The most tragic thing about this is that there was no support for her! The statement that the hospital has a "Just Culture" clause that does not seek punitive action for mistakes is bull****. ANY hospital would have made the same decision under these circumstances due to legal issues. I've seen it happen at more than one place of employment. The idea of a just culture makes sense, but it is hardly put into practice. Her family should be able to sue the hospital for not providing a counselor that would come to her house after such an incident and counsel her to make sure she could get through this alive. I've only been a nurse for 3 years and I haven't had any big mistakes like this, but there have been the near misses. I know if something like this had happen to me I would be thinking of commiting suicide, mostly because it takes all the coping mechanisms I have to get through work as it is. This is shamful and nurses across the nation should be OUTRAGED at such negligence on her employer's part!!!!!!

Specializes in Med nurse in med-surg., float, HH, and PDN.

From post by DoGoodThenGo:

Everyone is demanding perfection in nurses when it comes to meds, but few are thinking about any sort of support or systems to allow a nurse whom has made a "honest" mistake to come forward without fear of punishment. We all learn as children that often owning up to something we have done that was bad can have consequences. Happily (and hopefully) many of us grew up in families where admitting an error did not automatically mean a trip to the wood-shed...........................I'd like to see a support system set up; you know there are honest mistakes out there and nobody is perfect. This example is an extremely tragic outcome of the problem that is alot more common than we'd like to admit.......................................................................................................................................................................................................................................................

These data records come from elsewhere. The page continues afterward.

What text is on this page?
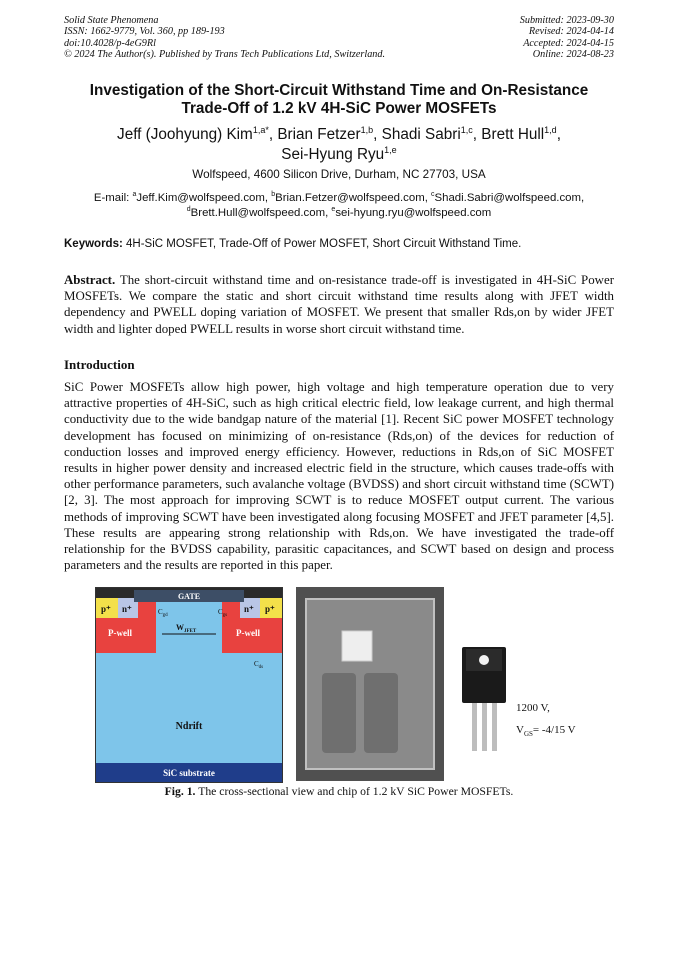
Solid State Phenomena
ISSN: 1662-9779, Vol. 360, pp 189-193
doi:10.4028/p-4eG9Rl
© 2024 The Author(s). Published by Trans Tech Publications Ltd, Switzerland.
Submitted: 2023-09-30
Revised: 2024-04-14
Accepted: 2024-04-15
Online: 2024-08-23
Investigation of the Short-Circuit Withstand Time and On-Resistance
Trade-Off of 1.2 kV 4H-SiC Power MOSFETs
Jeff (Joohyung) Kim$^{1,a*}$, Brian Fetzer$^{1,b}$, Shadi Sabri$^{1,c}$, Brett Hull$^{1,d}$,
Sei-Hyung Ryu$^{1,e}$
Wolfspeed, 4600 Silicon Drive, Durham, NC 27703, USA
E-mail: $^a$Jeff.Kim@wolfspeed.com, $^b$Brian.Fetzer@wolfspeed.com, $^c$Shadi.Sabri@wolfspeed.com,
$^d$Brett.Hull@wolfspeed.com, $^e$sei-hyung.ryu@wolfspeed.com
Keywords: 4H-SiC MOSFET, Trade-Off of Power MOSFET, Short Circuit Withstand Time.
Abstract. The short-circuit withstand time and on-resistance trade-off is investigated in 4H-SiC Power MOSFETs. We compare the static and short circuit withstand time results along with JFET width dependency and PWELL doping variation of MOSFET. We present that smaller Rds,on by wider JFET width and lighter doped PWELL results in worse short circuit withstand time.
Introduction
SiC Power MOSFETs allow high power, high voltage and high temperature operation due to very attractive properties of 4H-SiC, such as high critical electric field, low leakage current, and high thermal conductivity due to the wide bandgap nature of the material [1]. Recent SiC power MOSFET technology development has focused on minimizing of on-resistance (Rds,on) of the devices for reduction of conduction losses and improved energy efficiency. However, reductions in Rds,on of SiC MOSFET results in higher power density and increased electric field in the structure, which causes trade-offs with other performance parameters, such avalanche voltage (BVDSS) and short circuit withstand time (SCWT) [2, 3]. The most approach for improving SCWT is to reduce MOSFET output current. The various methods of improving SCWT have been investigated along focusing MOSFET and JFET parameter [4,5]. These results are appearing strong relationship with Rds,on. We have investigated the trade-off relationship for the BVDSS capability, parasitic capacitances, and SCWT based on design and process parameters and the results are reported in this paper.
GATE
p⁺ n⁺	n⁺ p⁺
P-well	P-well
$C_{gd}$	$C_{gs}$
$C_{ds}$
$W_{JFET}$
Ndrift
SiC substrate
1200 V,
$V_{GS}= -4/15$ V
Fig. 1. The cross-sectional view and chip of 1.2 kV SiC Power MOSFETs.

Specializes in Critical Care, ED, Cath lab, CTPAC,Trauma.
continued: http://seattletimes.nwsource.com/html/localnews/2014830569_nurse21m.html

How horrible for everyone in the situation...she had worked at Seattle Children's for 27 years, the article states.

UPDATE..................

Do you think she shows enough remorse now?????:devil:

There's some question about whether other factors contributed to Hiatt's firing. Hospital officials said that Hiatt should have recognized that the dose was far too large for such a small child, and that Hiatt violated other dosing protocols. Investigation records show that officials worried that Hiatt didn't fully recognize her role in the error.

"Kim has not shown an understanding of how her deviation from policy in medication administration was in any way responsible for this error," wrote ICU Director Cathie Rea. "Her attention to detail and her precision is not what I would expect it to be at this point in her career."

http://www.msnbc.msn.com/id/43529641/ns/health-health_care/

very sad story

Accidents happen in any field of work. The difference was that this accident caused a death but you also have to keep in mind that medical staff is made out of people and people make mistakes the best thing is to try to avoid making them. But suicide is not the answer.